FITTER HAPPIER MORE PRODUCTIVE
C O M F O R T A B L E
ON SUNDAYS RING ROAD SUPERMARKET
FOND BUT NOT IN LOVE
STILL KISSES WITH SALIVA
A PIG IN A CAGE ON ANTIBIOTICS
I lay on wunderhorn1's futon, staring at the OK Computer poster on his wall. I am complaining about my life, about my lack of direction, about all those wonderfully angsty, twenty-something complaints which were enshrined in Generation X, a book published when I was 12--but things have come full circle, and 2003 looks a lot like 1991.
"I don't know what to do with my life," I complain.
"You seem so full of natural curiosity, I should think you'd be able to pick up anything." He's a very sweet man--you should get to know him. (But not like I know him!)
And he asks me if I could do anything, what would I do?
"Travel."
"Write."
"Play in a band."
Cubicles frighten me, and not just because I'm mildly claustrophobic. Cubicles--the veal-fattening pen--are like collars buttoned to the top. Strangling. Confining. At least in school there were windows to look out of.
"Eyes forward, Mary!"
"Yes, Sister Saint Anne." (sigh)
I don't have a cubicle. It would be impracticle, even the bowels of the library, to have cubicles, since there are so many carts of books that need to be pushed around. If anything, the carts surrounding our desks become our cubicles. It's a sad sort of irony that the thing I love--books, knowledge--is caging me in. It's not like I get to use the knowledge, it's not like I get to pick the books, it's not like the job calls for creative thought. No. I'm a computer jockey. OK, computer, where do we want to go today?

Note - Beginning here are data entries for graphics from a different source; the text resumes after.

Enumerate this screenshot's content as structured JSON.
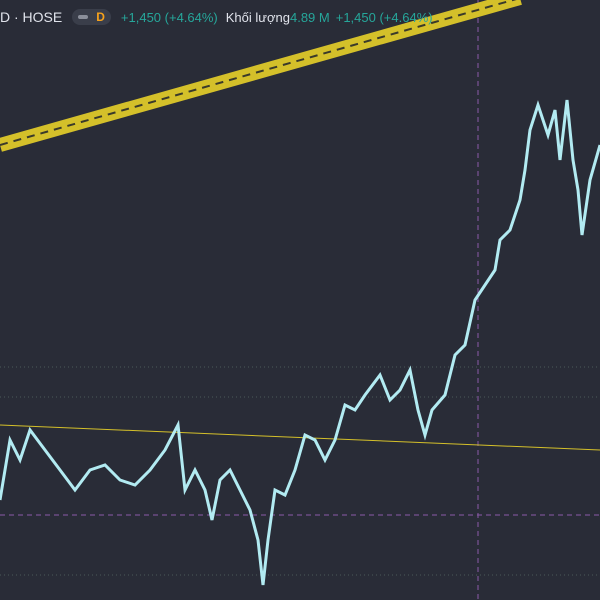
{
  "header": {
    "symbol": "D · HOSE",
    "interval": "D",
    "change": "+1,450 (+4.64%)",
    "volume_label": "Khối lượng",
    "volume": "4.89 M",
    "volume_change": "+1,450 (+4.64%)"
  }
}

I get up. I fight traffic. I sit at work, typing away at numbers, codes, ephemera. I fight traffic again. I have a few drinks. I go to bed. I do it again. I used to do this aided with antidepressants. That was fun--my day started with antidepressants, diet pills, and vitamins. Lasted until I had the minor breakdown which lead to me dropping out of grad school.
I'm growing frustrated, that much is obvious. So as I lay on wunderhorn1's futon, I stare up at the poster. It's funny--you can stare at something countless times, hear something hundreds of times, and suddenly one day, it'll change. You'll see it in a different light.

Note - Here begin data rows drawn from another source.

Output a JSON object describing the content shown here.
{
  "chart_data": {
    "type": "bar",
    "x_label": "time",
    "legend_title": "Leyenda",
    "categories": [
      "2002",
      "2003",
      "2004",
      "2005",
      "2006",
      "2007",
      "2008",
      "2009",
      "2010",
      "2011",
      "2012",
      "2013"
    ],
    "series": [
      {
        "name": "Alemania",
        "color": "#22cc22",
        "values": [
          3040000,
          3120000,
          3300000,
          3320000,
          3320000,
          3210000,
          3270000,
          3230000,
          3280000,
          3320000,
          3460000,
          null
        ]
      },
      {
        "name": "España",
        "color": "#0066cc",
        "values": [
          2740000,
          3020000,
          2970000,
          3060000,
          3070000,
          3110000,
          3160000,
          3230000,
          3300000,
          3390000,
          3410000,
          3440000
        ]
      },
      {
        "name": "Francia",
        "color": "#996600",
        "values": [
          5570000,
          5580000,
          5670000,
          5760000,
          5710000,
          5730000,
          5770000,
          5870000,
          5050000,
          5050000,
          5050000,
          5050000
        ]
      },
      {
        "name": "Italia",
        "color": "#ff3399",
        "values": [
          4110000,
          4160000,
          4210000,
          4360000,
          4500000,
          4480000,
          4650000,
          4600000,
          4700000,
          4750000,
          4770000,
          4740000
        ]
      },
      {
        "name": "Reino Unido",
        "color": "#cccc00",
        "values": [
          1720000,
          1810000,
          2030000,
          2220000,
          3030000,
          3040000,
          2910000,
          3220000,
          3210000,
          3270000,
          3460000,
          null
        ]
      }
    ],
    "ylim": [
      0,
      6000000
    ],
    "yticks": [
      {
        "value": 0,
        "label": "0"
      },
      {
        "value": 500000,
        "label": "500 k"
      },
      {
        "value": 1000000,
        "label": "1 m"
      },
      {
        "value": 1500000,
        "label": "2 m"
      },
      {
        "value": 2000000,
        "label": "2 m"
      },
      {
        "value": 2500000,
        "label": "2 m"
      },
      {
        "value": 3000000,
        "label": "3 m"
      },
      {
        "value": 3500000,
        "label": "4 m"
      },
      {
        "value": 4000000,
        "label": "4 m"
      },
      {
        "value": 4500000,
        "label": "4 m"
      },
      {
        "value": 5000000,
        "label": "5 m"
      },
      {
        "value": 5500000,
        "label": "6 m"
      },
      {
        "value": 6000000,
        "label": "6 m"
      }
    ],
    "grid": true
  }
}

A pig in a cage on antibiotics
I've always pictured a real pig. Little Babe the pig. Injected with some strange new antibiotic. Like in The Secret of NIMH. But as I sat there, I suddenly understood what I was looking at.

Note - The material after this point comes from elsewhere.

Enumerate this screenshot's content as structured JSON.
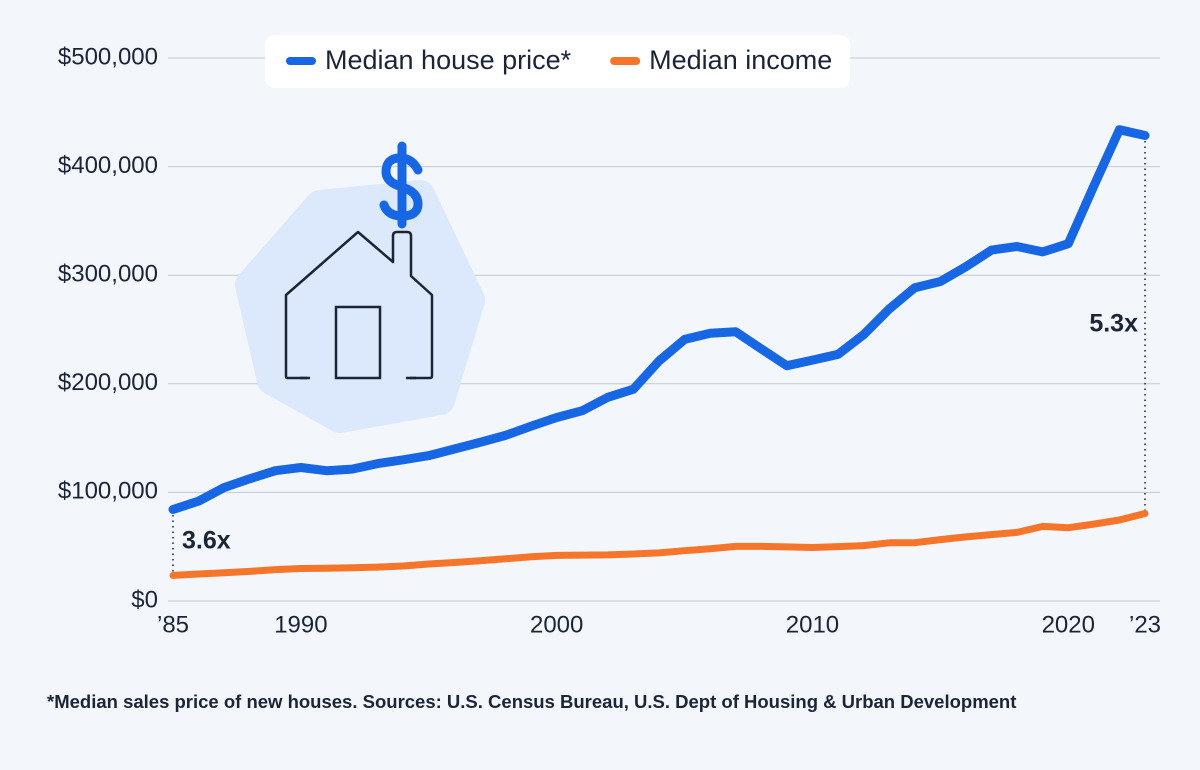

And I realized that there were two things staring me in the face. Two phrases. One was right and the other was wrong. One was a truth and the other a warning. One was a cure, and the other a curse. Because as I look at wunderhorn1, when I see him actually listening to my nonsense, dealing with my angst, I know just how much he puts up with from me. And that means something.
And I know, that no matter how trapped I feel, no matter how many drugs I take, or they want me to take, I know why people sometimes do things they don't want to do. Because you have to. Because it means later, maybe you'll get to do that thing you want so badly. It doesn't have to be for a house or a car--it's for whatever is driving you. As long as I'm aware, as long as I'm conscious, as long as I do this grudgingly and with one eye for the door, as long as it's temporary, I'll be OK. And I won't need the antibiotics anymore. I've built up my own resistance.